Siamo nel 1921. La Grande Guerra ha lasciato un continente di macerie e il nuovo mondo profuma di soldi facili. Lawrence non è un turista — è un anatomista. Smonta sistematicamente l’Italia da cartolina e al suo posto mette stazioni fatiscenti, cambi di valuta che avvelenano ogni rapporto umano, locali diffidenti e viaggiatori trattati come prede.
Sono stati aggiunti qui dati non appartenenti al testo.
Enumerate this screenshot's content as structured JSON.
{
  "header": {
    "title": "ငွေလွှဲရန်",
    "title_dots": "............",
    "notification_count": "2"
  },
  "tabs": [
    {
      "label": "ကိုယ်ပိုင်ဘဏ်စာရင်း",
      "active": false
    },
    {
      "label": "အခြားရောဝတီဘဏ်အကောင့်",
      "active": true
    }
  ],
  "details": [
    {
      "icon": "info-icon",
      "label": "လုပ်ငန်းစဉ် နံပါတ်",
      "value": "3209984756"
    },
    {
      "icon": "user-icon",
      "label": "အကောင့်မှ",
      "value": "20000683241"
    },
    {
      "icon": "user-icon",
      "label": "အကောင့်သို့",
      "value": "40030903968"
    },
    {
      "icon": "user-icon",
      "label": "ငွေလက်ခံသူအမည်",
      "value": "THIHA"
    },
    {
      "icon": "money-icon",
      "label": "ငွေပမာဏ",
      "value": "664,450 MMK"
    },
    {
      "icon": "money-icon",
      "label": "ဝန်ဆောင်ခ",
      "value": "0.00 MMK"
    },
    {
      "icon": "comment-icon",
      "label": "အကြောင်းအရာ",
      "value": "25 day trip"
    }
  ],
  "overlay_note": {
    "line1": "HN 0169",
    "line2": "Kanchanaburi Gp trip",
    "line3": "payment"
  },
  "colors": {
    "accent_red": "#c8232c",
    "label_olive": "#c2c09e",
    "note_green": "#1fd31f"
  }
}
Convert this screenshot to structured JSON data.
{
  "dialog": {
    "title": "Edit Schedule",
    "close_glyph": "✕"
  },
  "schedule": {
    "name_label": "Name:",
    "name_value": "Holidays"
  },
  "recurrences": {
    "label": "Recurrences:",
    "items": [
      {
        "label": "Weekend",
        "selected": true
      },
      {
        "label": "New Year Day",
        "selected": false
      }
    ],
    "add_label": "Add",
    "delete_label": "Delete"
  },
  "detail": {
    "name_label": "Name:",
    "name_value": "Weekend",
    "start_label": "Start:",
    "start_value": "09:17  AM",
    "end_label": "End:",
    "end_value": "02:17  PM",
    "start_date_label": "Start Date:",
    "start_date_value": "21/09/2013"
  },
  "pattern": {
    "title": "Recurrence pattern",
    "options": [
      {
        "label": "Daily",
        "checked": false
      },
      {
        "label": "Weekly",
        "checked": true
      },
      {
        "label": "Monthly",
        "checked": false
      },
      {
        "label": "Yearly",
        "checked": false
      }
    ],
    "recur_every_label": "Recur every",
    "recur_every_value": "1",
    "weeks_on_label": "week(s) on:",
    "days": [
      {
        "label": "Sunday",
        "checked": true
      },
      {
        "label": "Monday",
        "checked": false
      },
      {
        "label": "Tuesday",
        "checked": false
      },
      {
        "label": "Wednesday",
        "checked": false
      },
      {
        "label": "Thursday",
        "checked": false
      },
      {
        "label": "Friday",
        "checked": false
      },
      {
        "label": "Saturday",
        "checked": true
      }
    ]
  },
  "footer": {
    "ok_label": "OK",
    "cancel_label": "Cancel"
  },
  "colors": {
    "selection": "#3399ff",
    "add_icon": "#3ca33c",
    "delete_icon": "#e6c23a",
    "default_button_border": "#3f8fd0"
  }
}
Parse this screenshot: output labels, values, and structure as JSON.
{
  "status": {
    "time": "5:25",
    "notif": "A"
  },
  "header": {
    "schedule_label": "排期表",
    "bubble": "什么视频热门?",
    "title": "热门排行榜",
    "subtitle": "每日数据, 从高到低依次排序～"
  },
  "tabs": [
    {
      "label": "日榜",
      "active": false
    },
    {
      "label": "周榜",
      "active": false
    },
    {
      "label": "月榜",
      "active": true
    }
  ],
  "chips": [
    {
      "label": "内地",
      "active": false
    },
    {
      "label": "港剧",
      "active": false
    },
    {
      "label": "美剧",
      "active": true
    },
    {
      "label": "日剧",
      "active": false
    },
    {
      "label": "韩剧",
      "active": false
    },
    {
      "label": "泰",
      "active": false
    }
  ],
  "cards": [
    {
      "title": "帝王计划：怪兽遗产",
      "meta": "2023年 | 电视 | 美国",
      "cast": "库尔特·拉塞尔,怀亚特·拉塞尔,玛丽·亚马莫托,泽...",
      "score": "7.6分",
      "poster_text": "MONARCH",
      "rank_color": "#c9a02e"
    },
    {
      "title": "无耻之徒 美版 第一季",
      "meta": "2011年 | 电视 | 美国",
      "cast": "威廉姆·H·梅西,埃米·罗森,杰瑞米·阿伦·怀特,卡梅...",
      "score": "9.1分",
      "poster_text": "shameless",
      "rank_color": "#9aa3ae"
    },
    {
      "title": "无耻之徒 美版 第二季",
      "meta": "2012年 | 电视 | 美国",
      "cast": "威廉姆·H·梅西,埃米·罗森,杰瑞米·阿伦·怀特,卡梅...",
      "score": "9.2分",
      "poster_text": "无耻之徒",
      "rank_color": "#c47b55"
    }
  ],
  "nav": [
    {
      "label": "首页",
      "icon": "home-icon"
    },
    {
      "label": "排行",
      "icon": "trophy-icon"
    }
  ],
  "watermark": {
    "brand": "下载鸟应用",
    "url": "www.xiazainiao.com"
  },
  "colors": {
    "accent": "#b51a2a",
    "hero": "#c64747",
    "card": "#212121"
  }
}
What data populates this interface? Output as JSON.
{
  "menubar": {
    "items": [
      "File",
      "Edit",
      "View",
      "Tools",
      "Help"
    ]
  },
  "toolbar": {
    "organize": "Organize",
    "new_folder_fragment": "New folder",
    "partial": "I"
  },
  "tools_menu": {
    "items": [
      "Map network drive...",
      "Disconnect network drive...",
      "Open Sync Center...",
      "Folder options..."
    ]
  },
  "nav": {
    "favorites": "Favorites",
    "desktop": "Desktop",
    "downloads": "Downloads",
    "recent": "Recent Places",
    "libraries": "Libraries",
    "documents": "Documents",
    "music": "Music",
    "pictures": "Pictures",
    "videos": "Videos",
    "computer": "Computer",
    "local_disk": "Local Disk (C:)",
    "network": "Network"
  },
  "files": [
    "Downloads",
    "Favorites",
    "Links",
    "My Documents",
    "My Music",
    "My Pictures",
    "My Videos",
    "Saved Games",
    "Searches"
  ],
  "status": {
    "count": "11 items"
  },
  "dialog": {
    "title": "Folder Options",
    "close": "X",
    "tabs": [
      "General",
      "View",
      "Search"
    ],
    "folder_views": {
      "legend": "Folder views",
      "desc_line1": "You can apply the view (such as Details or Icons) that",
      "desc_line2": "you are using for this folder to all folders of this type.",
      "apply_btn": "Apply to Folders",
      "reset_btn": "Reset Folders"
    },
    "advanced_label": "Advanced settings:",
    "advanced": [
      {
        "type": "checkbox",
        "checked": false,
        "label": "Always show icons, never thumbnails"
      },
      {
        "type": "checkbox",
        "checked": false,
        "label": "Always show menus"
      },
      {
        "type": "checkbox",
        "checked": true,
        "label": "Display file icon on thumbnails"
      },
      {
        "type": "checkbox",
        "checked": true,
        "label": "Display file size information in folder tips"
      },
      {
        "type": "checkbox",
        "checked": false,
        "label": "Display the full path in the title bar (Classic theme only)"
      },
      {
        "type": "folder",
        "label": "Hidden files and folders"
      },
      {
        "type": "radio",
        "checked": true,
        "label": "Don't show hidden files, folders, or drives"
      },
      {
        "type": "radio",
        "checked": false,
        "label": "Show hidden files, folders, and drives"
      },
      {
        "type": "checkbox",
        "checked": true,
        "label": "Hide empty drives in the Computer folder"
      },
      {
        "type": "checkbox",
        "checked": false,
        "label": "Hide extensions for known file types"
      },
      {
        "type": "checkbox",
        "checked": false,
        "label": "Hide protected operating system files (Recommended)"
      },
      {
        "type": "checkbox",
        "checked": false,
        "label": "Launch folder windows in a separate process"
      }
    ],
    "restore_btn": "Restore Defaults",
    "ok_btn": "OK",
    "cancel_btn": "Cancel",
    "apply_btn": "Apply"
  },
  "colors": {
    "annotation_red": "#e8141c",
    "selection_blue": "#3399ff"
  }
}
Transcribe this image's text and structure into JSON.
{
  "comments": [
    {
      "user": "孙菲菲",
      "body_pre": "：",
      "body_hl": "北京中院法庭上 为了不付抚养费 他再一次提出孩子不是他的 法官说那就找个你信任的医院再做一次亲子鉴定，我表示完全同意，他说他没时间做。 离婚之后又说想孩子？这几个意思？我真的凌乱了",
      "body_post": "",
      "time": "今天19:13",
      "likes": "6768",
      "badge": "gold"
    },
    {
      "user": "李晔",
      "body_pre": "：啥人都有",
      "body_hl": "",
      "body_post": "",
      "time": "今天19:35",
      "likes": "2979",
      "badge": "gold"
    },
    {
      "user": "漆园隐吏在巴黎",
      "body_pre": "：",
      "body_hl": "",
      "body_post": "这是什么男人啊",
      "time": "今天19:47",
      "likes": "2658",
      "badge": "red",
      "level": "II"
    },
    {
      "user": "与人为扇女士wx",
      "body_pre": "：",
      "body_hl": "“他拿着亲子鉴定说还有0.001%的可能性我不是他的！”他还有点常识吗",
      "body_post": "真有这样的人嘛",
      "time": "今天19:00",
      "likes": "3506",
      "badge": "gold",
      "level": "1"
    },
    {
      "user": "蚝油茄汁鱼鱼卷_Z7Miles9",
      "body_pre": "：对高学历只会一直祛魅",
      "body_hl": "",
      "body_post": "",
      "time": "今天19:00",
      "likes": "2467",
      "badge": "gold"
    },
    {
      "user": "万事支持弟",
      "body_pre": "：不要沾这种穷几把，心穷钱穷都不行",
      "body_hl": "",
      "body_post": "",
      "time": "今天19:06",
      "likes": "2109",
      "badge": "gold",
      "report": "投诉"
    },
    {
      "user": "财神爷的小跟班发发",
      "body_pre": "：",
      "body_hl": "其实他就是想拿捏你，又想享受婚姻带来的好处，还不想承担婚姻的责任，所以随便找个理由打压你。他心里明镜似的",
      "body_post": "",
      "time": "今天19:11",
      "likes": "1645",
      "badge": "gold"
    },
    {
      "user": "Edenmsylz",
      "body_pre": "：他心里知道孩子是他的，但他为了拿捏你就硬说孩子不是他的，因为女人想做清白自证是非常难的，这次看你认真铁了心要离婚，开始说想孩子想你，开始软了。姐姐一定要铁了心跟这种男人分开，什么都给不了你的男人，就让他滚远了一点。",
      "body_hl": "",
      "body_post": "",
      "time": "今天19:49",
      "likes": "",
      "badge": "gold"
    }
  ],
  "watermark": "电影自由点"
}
Ma dietro la durezza emerge qualcosa di inatteso: una tenerezza viscerale per l’umanità autentica dei pastori sardi, dei ragazzini di Palermo, di chi ha ancora un rapporto vivo con la propria terra.

Con lui c’è Frieda — la Q.B., la Regina Ape — vera bussola umana del viaggio, figura che la critica ha quasi sempre ignorato e che questa edizione finalmente restituisce alla sua centralità.

Il finale a Palermo, in un teatrino dell’Opera dei Pupi stipato di soli uomini, è l’epifania di tutto: il contatto di sangue, la vicinanza fisica tra corpi che partecipano allo stesso rito senza doverlo spiegare, tutto ciò che la modernità industriale sta lentamente uccidendo.

Mare e Sardegna non è un libro sul passato. È un libro su adesso.

Questa edizione include una nuova traduzione italiana e una prefazione critica che ricostruisce il contesto storico del 1921, la ricezione scandalosa del libro in Italia e la sua straordinaria attualità.